Investment management 101 has always considered bonds a separate asset class within a portfolio. Bonds provided diversification because they were not typically as volatile as stocks and provided some ballast when equity markets were experiencing turbulence.
However, as interest rates collapsed during the pandemic, bonds did not provide the diversification one would expect. In 2022 and 2023 as central banks were raising rates to combat inflation, bonds provided no stability as they traded in tandem with stocks See chart below that displays the S&P TSX 60 Index Fund (XIU) with the iShares Canadian Bond Universe ETF( XBB). Such a high degree of correlation between these two asset classes had not occurred since 1977.
Bonds also failed the stability test as the volatility for Canadian fixed income was not much different from what equity investors experienced. That volatility started in 2022 and continued through 2023.
Further evidence can be found in the following fourth-quadrant scattergram. According to Capital Group Research, “Each point represents the annual stock and bond return. It shows 2022 as the only point squarely in the lower left quadrant, indicating a decline for both stocks and bonds in that year. That quadrant is labeled: STOCKS AND BONDS LOST: 1.

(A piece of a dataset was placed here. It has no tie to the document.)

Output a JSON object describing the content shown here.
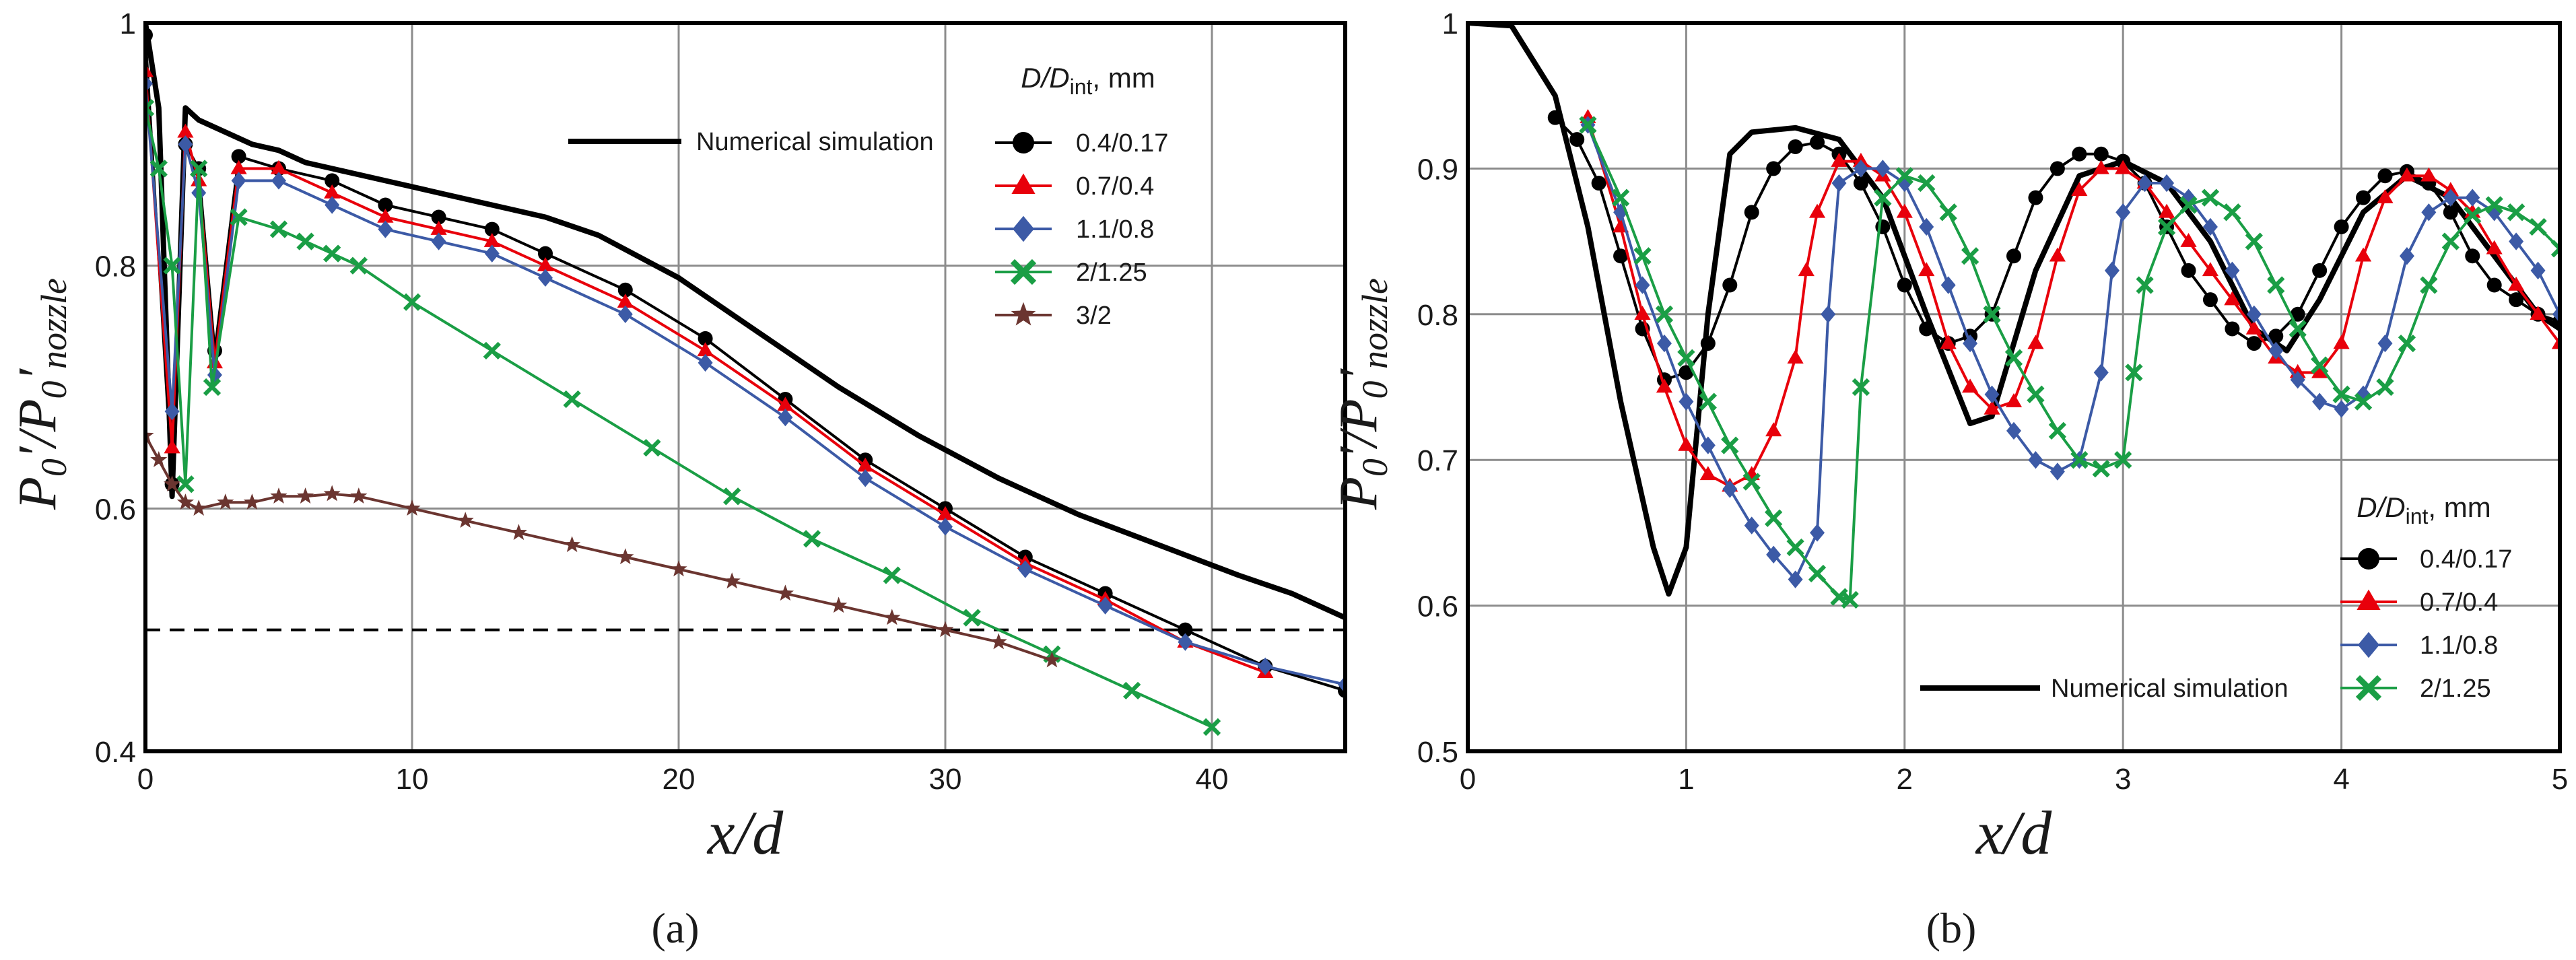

The upper left quadrant represents years when stock returns were negative, but bond returns were positive. It contains eight points and includes a label stating: STOCKS LOST/BONDS GAINED: 8. The lower right quadrant represents years when stock returns were positive, but bond returns were negative. It contains four points and a label indicating: STOCKS GAINED/BONDS LOST: 4. The upper right quadrant represents years when stock and bond returns were both positive. It contains 33 points and is labeled: STOCKS AND BONDS GAINED: 33.
The preceding graphs provide interesting signposts. But that was then, and this is now. We believe the picture has brightened considerably in recent months. With inflation falling faster than expected and most central banks indicating they are done raising interest rates, that has triggered a fourth-quarter 2023 rally across bond markets.

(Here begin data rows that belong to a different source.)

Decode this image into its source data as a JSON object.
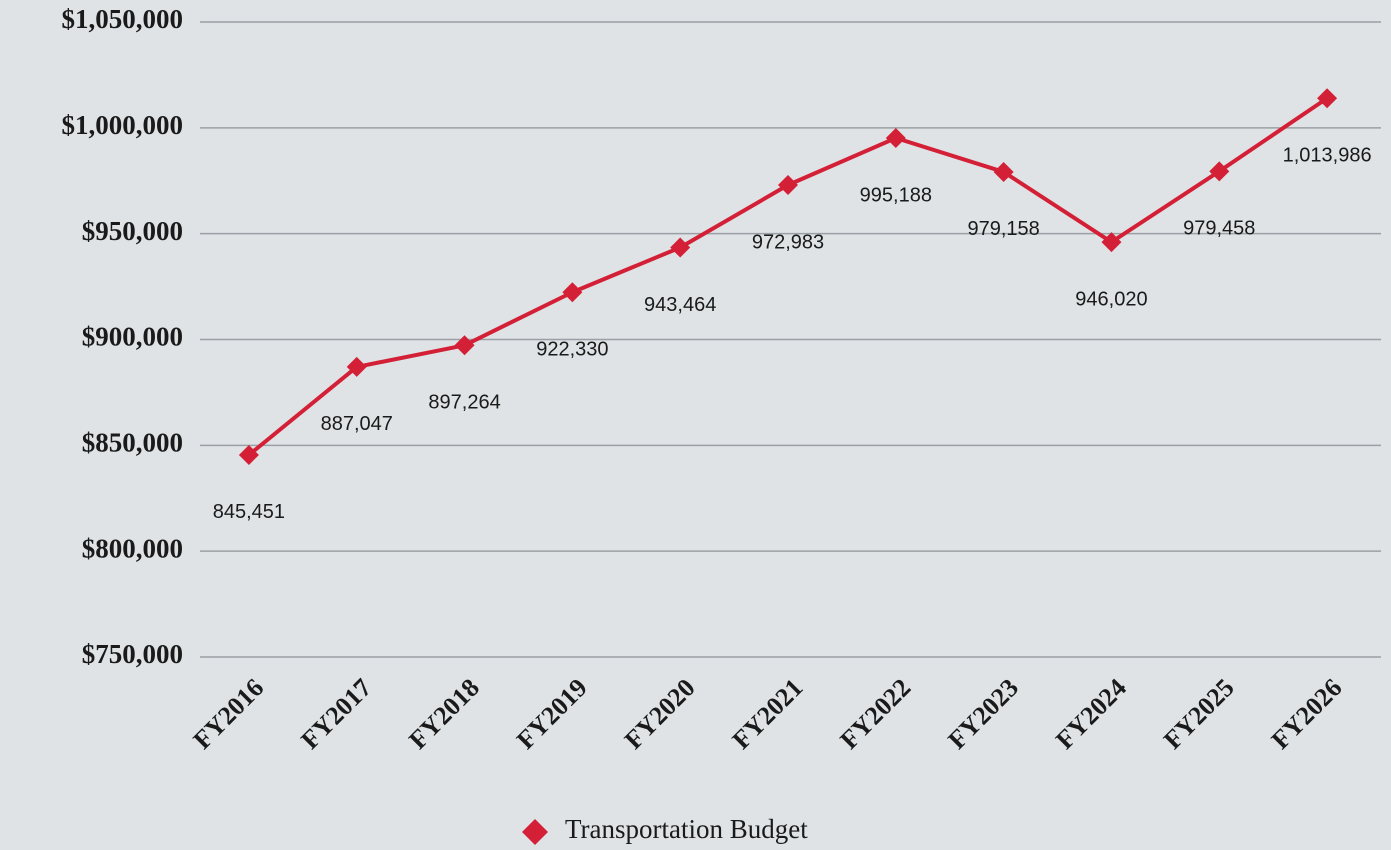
{
  "chart_data": {
    "type": "line",
    "categories": [
      "FY2016",
      "FY2017",
      "FY2018",
      "FY2019",
      "FY2020",
      "FY2021",
      "FY2022",
      "FY2023",
      "FY2024",
      "FY2025",
      "FY2026"
    ],
    "series": [
      {
        "name": "Transportation Budget",
        "color": "#d42036",
        "values": [
          845451,
          887047,
          897264,
          922330,
          943464,
          972983,
          995188,
          979158,
          946020,
          979458,
          1013986
        ],
        "value_labels": [
          "845,451",
          "887,047",
          "897,264",
          "922,330",
          "943,464",
          "972,983",
          "995,188",
          "979,158",
          "946,020",
          "979,458",
          "1,013,986"
        ]
      }
    ],
    "ylim": [
      750000,
      1050000
    ],
    "yticks": [
      {
        "value": 750000,
        "label": "$750,000"
      },
      {
        "value": 800000,
        "label": "$800,000"
      },
      {
        "value": 850000,
        "label": "$850,000"
      },
      {
        "value": 900000,
        "label": "$900,000"
      },
      {
        "value": 950000,
        "label": "$950,000"
      },
      {
        "value": 1000000,
        "label": "$1,000,000"
      },
      {
        "value": 1050000,
        "label": "$1,050,000"
      }
    ],
    "grid": true,
    "legend": "bottom"
  }
}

Also noteworthy is that the end of a tightening cycle has historically been a good time to own bonds. In our view, as yields have increased across credit sectors and with the possibility of rate cuts in 2023, bonds are more likely to return to their traditional role as a portfolio diversifier. They may also get a sizeable bump if the economy slows resulting in a series of rate cuts.
And as reflected this chart, historically, equity markets tend to show resilience with positive returns following the final rate hike by the Federal Reserve, demonstrating a pattern of recovery and growth in the periods analyzed. Despite occasional volatility, the overall trend suggests that markets adapt and can even thrive after such monetary policy adjustments.
In conclusion, the US economy appears to be on a path towards a soft landing, defying initial concerns of a downturn due to rate hikes. This stability, driven by strong consumer spending, a robust labor market, and fiscal stimulus, allowed the Federal Reserve to pause its rate hikes. Investor optimism for 2024 is cautious but positive, with market growth hinging on several factors including geopolitical tensions and economic policies such as a reduction in rates. Diversification remains a key investment strategy, with a renewed focus on bonds as stabilizers in a changing interest rate environment. The impact of AI on markets, challenges in China’s economy, and significant cash reserves are additional factors influencing 2024 market trends. As the global landscape evolves, maintaining a diversified portfolio and monitoring geopolitical risks is essential for navigating the uncertainties ahead.